The lastest article from the BBC says that two thirds of residents of Basra city interviewed in a survey overwhelmingly think that things will improve when British troops leave the province.

“The majority of those questioned felt that once provincial control was handed over to local Iraqi security forces, the security situation would begin to improve.”

The problem is that I don’t know why they think this. Do they think that local security forces will have greater legitimacy when not attached to occupying foreign troops, and will therefore be able to keep order more effectively? Or do they think that the security forces will act more competently without the influence of the outsiders? Or, conversely, do they think that local security forces will become irrelevant without the British Army behind them, and that other organisations will take over responsibility for security, and do a better job of it? That wasn’t asked in the survey (full pdf is linked from newsnight page here.

For what it’s worth (and why should I claim to know more than the 16% of Basra residents who answered “Don’t know” to the survey?) I suspect the first answer is true. I think until the troops actually leave, there will always be some doubt among the locals that they ever will. Resolving that doubt will have a beneficial effect.

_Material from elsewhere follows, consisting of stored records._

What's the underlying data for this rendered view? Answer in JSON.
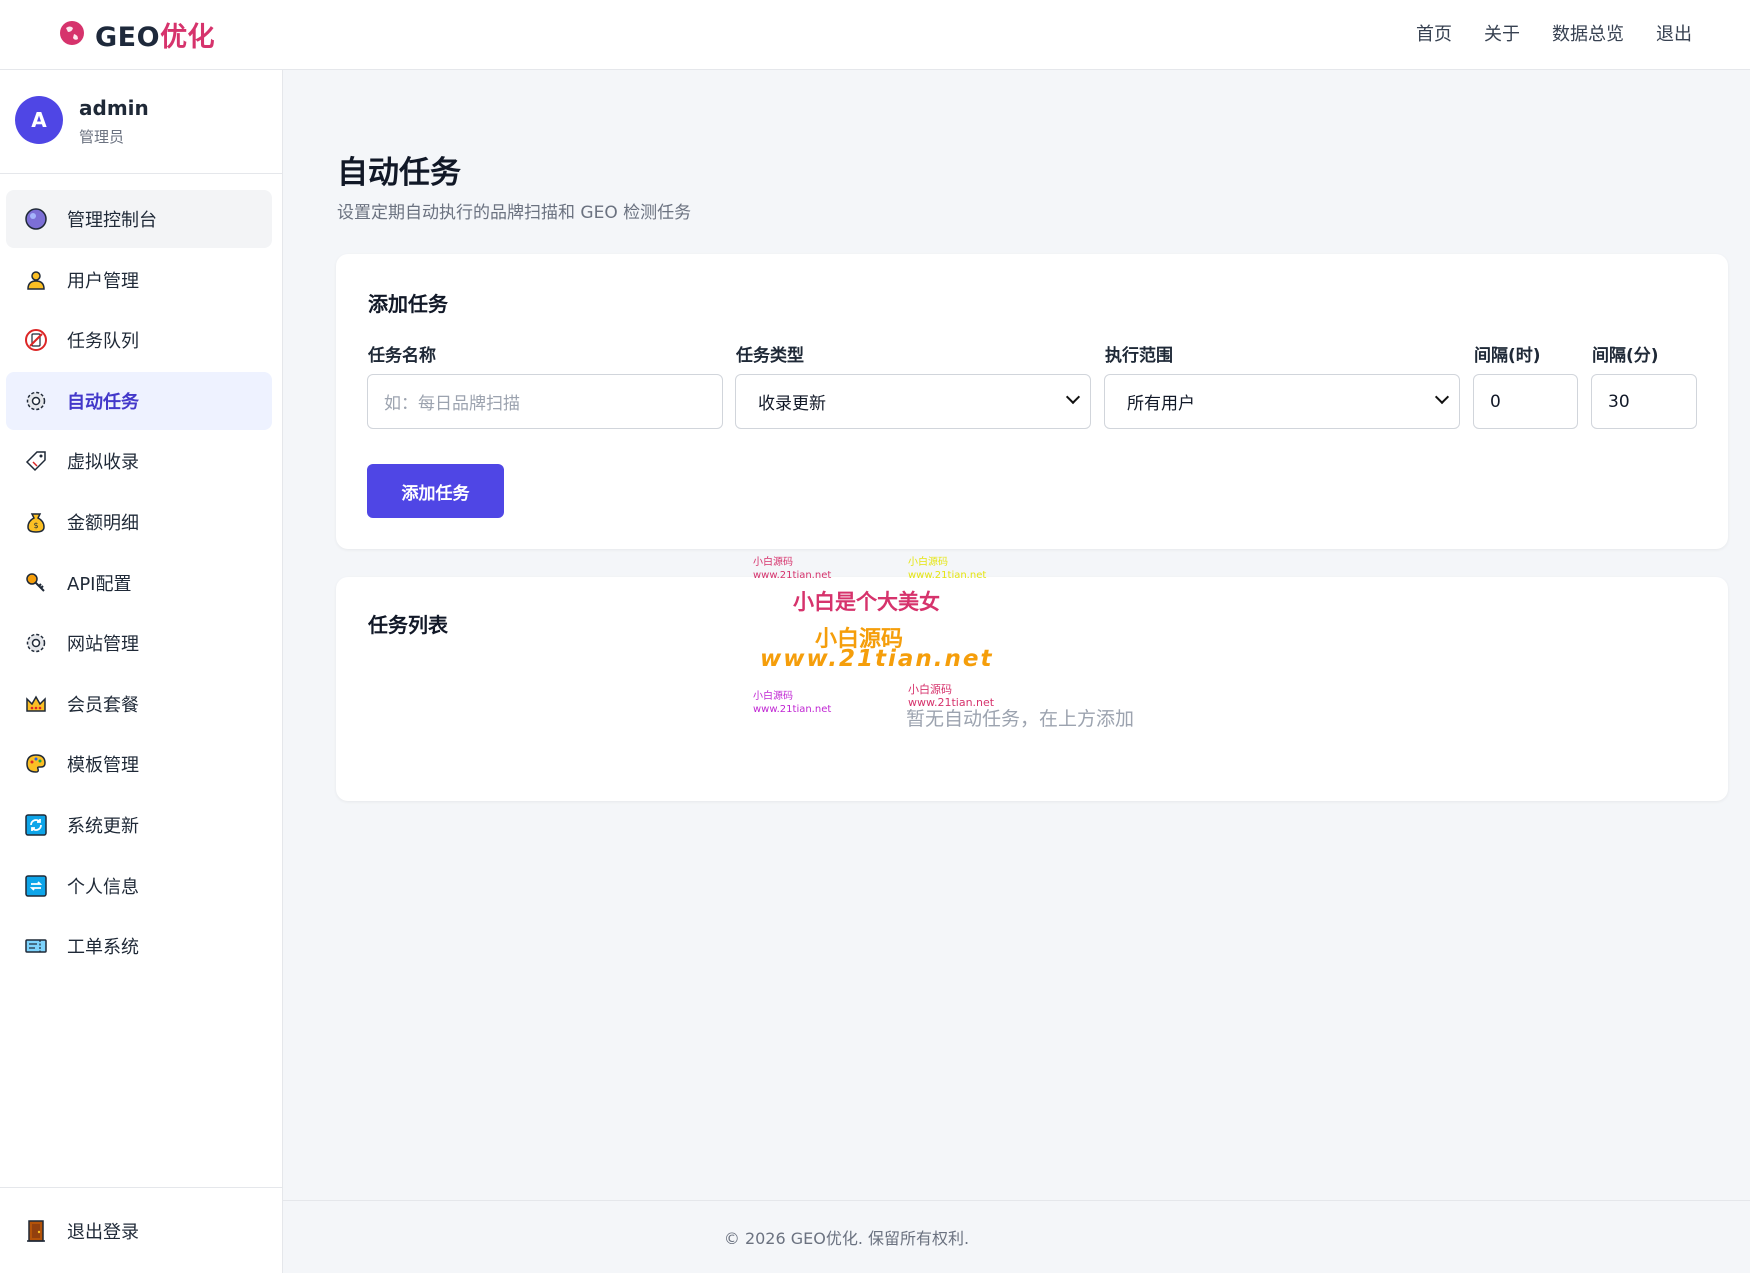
{
  "brand": {
    "prefix": "GEO",
    "suffix": "优化"
  },
  "topnav": [
    "首页",
    "关于",
    "数据总览",
    "退出"
  ],
  "user": {
    "avatar_letter": "A",
    "name": "admin",
    "role": "管理员"
  },
  "menu": [
    {
      "label": "管理控制台",
      "icon": "dashboard-icon"
    },
    {
      "label": "用户管理",
      "icon": "user-icon"
    },
    {
      "label": "任务队列",
      "icon": "queue-icon"
    },
    {
      "label": "自动任务",
      "icon": "gear-icon"
    },
    {
      "label": "虚拟收录",
      "icon": "tag-icon"
    },
    {
      "label": "金额明细",
      "icon": "money-bag-icon"
    },
    {
      "label": "API配置",
      "icon": "key-icon"
    },
    {
      "label": "网站管理",
      "icon": "gear-icon"
    },
    {
      "label": "会员套餐",
      "icon": "crown-icon"
    },
    {
      "label": "模板管理",
      "icon": "palette-icon"
    },
    {
      "label": "系统更新",
      "icon": "refresh-icon"
    },
    {
      "label": "个人信息",
      "icon": "repeat-icon"
    },
    {
      "label": "工单系统",
      "icon": "ticket-icon"
    }
  ],
  "logout_label": "退出登录",
  "page": {
    "title": "自动任务",
    "subtitle": "设置定期自动执行的品牌扫描和 GEO 检测任务"
  },
  "add_card": {
    "title": "添加任务",
    "name_label": "任务名称",
    "name_placeholder": "如：每日品牌扫描",
    "type_label": "任务类型",
    "type_value": "收录更新",
    "scope_label": "执行范围",
    "scope_value": "所有用户",
    "hours_label": "间隔(时)",
    "hours_value": "0",
    "minutes_label": "间隔(分)",
    "minutes_value": "30",
    "button": "添加任务"
  },
  "list_card": {
    "title": "任务列表",
    "empty": "暂无自动任务，在上方添加"
  },
  "watermark": {
    "small_a": "小白源码",
    "small_url": "www.21tian.net",
    "main": "小白是个大美女",
    "mid": "小白源码",
    "url": "www.21tian.net"
  },
  "footer": "© 2026 GEO优化. 保留所有权利.",
  "colors": {
    "accent": "#4f46e5",
    "brand": "#d6336c"
  }
}
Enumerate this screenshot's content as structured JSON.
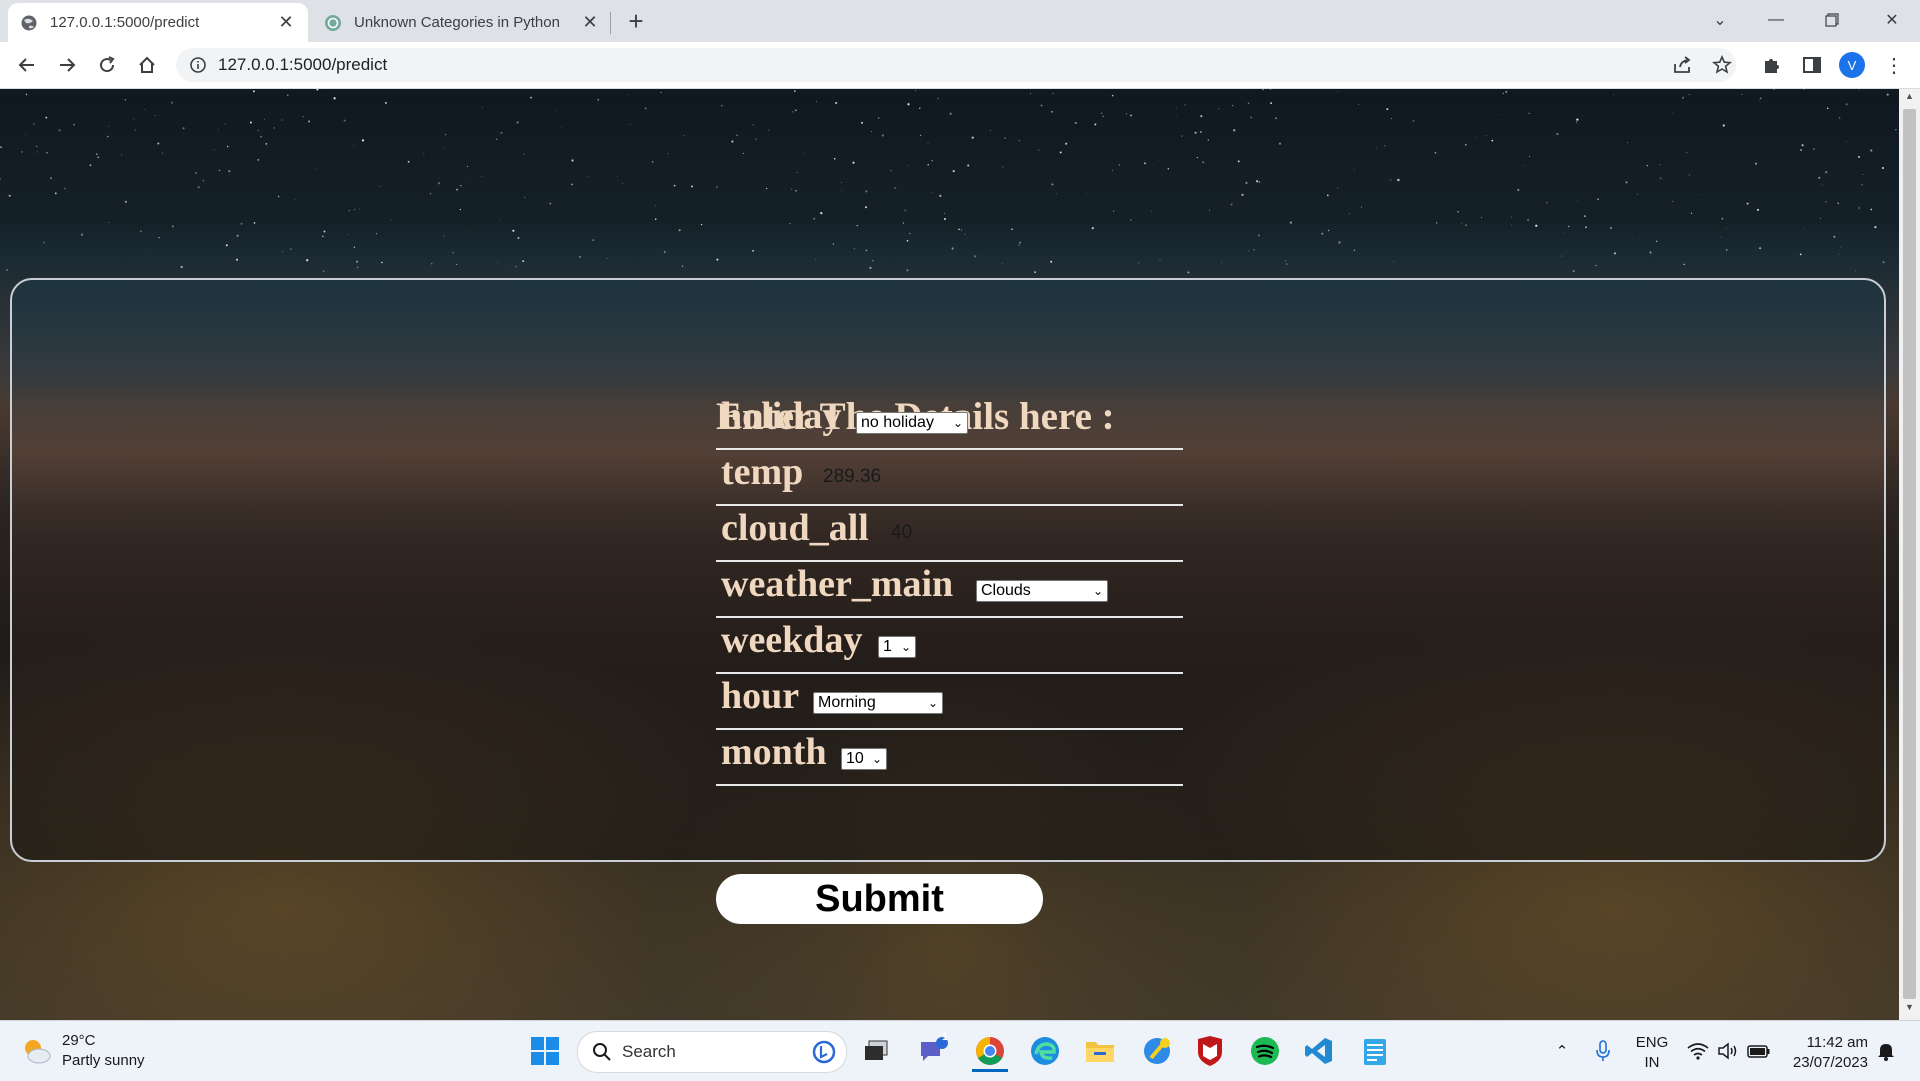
{
  "browser": {
    "tabs": [
      {
        "title": "127.0.0.1:5000/predict",
        "active": true
      },
      {
        "title": "Unknown Categories in Python",
        "active": false
      }
    ],
    "url": "127.0.0.1:5000/predict",
    "profile_initial": "V"
  },
  "form": {
    "title": "Enter The Details here :",
    "fields": [
      {
        "label": "holiday",
        "type": "select",
        "value": "no holiday"
      },
      {
        "label": "temp",
        "type": "text",
        "value": "289.36"
      },
      {
        "label": "cloud_all",
        "type": "text",
        "value": "40"
      },
      {
        "label": "weather_main",
        "type": "select",
        "value": "Clouds"
      },
      {
        "label": "weekday",
        "type": "select",
        "value": "1"
      },
      {
        "label": "hour",
        "type": "select",
        "value": "Morning"
      },
      {
        "label": "month",
        "type": "select",
        "value": "10"
      }
    ],
    "submit_label": "Submit"
  },
  "taskbar": {
    "weather_temp": "29°C",
    "weather_desc": "Partly sunny",
    "search_placeholder": "Search",
    "teams_badge": "1",
    "lang_line1": "ENG",
    "lang_line2": "IN",
    "time": "11:42 am",
    "date": "23/07/2023"
  }
}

The other point on the BBC yesterday was about the apparent growth of extremism in the region.

“Many residents told the BBC that militias have tightened their grip in Basra since the last British troops pulled out of the city in September, after months of relentless attacks.

“They accuse Shia militias, including the Mehdi army of Moqtada Sadr, of a campaign of intimidation and violence, particularly against women.”

The key thing to remember here is that religion does not create sectarianism so much as sectarianism creates religion. The reason why extremists are shooting improperly-dressed women now, rather than ten years ago, is because, with a power struggle in the offing or in progress, religion matters now. To disdain religion today is treason in time of war.

If the power struggle goes away, so will the extremism (possibly with some lag).

News and Politics and Money

I get news mostly from online newspapers, and I tend towards the barest reports. As a result, whenever I see television news, I’m shocked and put off by the heavy slant it carries.

But my shock this evening was more than usual. Watching Channel 4 news, what struck me for the first time was that Channel 4 appeared to have a more clearly defined and clearly expressed position on the issue they were reporting than did any of the politicians they were interviewing.

But why should that be surprising? Channel 4 has more resources to devote to policy than does any political party. Channel 4 spends 54 million pounds a year on news, documentary and current affairs programming. The two main parties each spend something like 10 million a year, but most of that is spent not on “content”, but on content distribution – posters, leaflets, etc.

British political parties’ policies are being constructed on an almost totally amateur basis, compared to the media – and I think it shows. There are think tanks, but I don’t think they turn over tens of millions a year.

I’m not sure what conclusion to draw from this. In the US they spend a lot more on politics, but don’t seem to get noticeably better policies. But my attitude towards politicians when I hear them is likely to change.